Alcoholism Treatment and Complications


This Straight, No Chaser post addresses alcoholism treatment and complications.


There are interesting commonalities of certain drugs like alcohol and cigarettes. One is users that really enjoy them are able to do so for a long time while being oblivious to the growing danger those activities pose. Another commonality is when things go wrong physiologically, they really go very wrong.

Possible Complications of Alcoholism

Alcoholism and alcohol abuse pose threats to many aspects of your health, including the following.

Symptoms in alcoholic liver disease copy

  • Birth defects (fetal alcohol syndrome)
  • Bleeding throughout your digestive tract, including the esophagus (up to and including rupture), gastritis (inflammation of the stomach) and ulcer disease.
  • Brain cell damage
  • Brain disorder called Wernicke-Korsakoff syndrome (includes dementia, mental status changes)
  • Cancer of the esophagus, liver, colon, and other areas
  • Changes in the menstrual cycle (period)
  • Delirium tremens (DT’s)
  • Dementia and memory loss
  • Depression and suicide


Additional complications

  • Erectile dysfunction
  • Heart damage
  • High blood pressure
  • Increased risks for behavioral disorders including depression and suicide
  • Increased risks for sexually transmitted infections (STIs)
  • Higher risks for trauma, including motor vehicle collisions, violence and head injuries with intracranial bleeding
  • Inflammation of the pancreas (pancreatitis)
  • Insomnia
  • Liver disease, including alcoholic hepatitis, cirrhosis and cancer
  • Nerve damage
  • Nutritional deficiencies

Alcoholism Treatment

alcoholism treatment
Medical goals and patient goals are often different. In general, they seem to depend on the extent of perceptible injury that has occurred at the time of the decision to quit drinking. Often, patients will want to reduce drinking instead of stopping completely. Furthermore, continued drinking in moderation is only as viable an option as the patient’s level of alcohol-related level of disease. The patient’s ability to stay limited in consumption and focused toward that goal is defining. Moderation is as moderation does, so to speak.

Ideally, abstinence (the complete stopping of alcohol intake) is the goal. It must be the goal when the presence of significant alcohol-related disease exists.

Alcoholism treatment requires multiple simultaneous approaches. These must include family and social networks.  It is often the family network that helps the alcoholic come to the understanding that alcohol intake has disrupted his or her ability to function normally. It is a most unfortunate occurrence when this has not occurred prior to the development of significant medical disease. Individuals with visible physical problems are more likely to take the steps necessary to successfully withdraw from alcohol use. However, this is often too late in the development of the disease.

Regarding the medical aspects of alcohol cessation, withdrawal is a very important consideration. Withdrawal is best done in a controlled manner. Components of effective withdrawal address the various medical and mental health considerations reviewed earlier and medical avoidance treatment.

Medical avoidance treatment

Another key aspect of alcoholism treatment is called medical avoidance treatment.

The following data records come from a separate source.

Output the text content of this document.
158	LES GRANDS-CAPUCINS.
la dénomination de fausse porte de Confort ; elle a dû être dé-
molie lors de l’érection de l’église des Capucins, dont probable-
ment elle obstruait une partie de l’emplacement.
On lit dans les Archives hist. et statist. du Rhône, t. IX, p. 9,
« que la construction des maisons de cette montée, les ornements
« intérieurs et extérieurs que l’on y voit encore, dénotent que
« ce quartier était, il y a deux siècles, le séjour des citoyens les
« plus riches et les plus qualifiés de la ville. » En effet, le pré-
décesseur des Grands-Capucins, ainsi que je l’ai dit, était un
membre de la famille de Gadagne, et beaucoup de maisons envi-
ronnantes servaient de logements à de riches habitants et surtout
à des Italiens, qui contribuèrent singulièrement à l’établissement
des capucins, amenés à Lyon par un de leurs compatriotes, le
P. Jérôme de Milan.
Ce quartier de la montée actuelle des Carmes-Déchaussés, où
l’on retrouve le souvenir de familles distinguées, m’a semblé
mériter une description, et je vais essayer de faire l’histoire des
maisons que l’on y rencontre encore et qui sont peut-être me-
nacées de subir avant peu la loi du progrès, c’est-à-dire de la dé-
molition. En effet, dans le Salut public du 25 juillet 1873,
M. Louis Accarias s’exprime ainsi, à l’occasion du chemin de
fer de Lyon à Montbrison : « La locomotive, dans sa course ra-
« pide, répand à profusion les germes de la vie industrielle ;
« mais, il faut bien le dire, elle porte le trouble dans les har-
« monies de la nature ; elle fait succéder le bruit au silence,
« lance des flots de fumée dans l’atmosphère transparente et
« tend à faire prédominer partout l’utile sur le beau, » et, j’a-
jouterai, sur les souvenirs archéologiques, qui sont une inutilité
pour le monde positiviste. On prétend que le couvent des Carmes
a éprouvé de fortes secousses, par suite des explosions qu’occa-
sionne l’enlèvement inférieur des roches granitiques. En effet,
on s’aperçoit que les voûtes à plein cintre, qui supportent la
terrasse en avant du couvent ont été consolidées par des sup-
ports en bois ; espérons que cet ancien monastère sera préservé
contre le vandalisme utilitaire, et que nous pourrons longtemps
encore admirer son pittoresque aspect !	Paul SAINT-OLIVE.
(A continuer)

It includes medicine that prevent relapse via various methods. Medications include the following:

  • Antabuse (generic name: disulfiram) is a well-known and commonly used medicine. It works by producing very unpleasant side effects with virtually any alcohol intake. These side effects occur anytime up to two weeks after taking the medicine.
  • Naltrexone (brand name: Vivitrol) is an injectable medicine that works to decrease alcohol cravings.
  • Acamprosate is a drug that has been shown to lower relapse rates in those dependent on alcohol.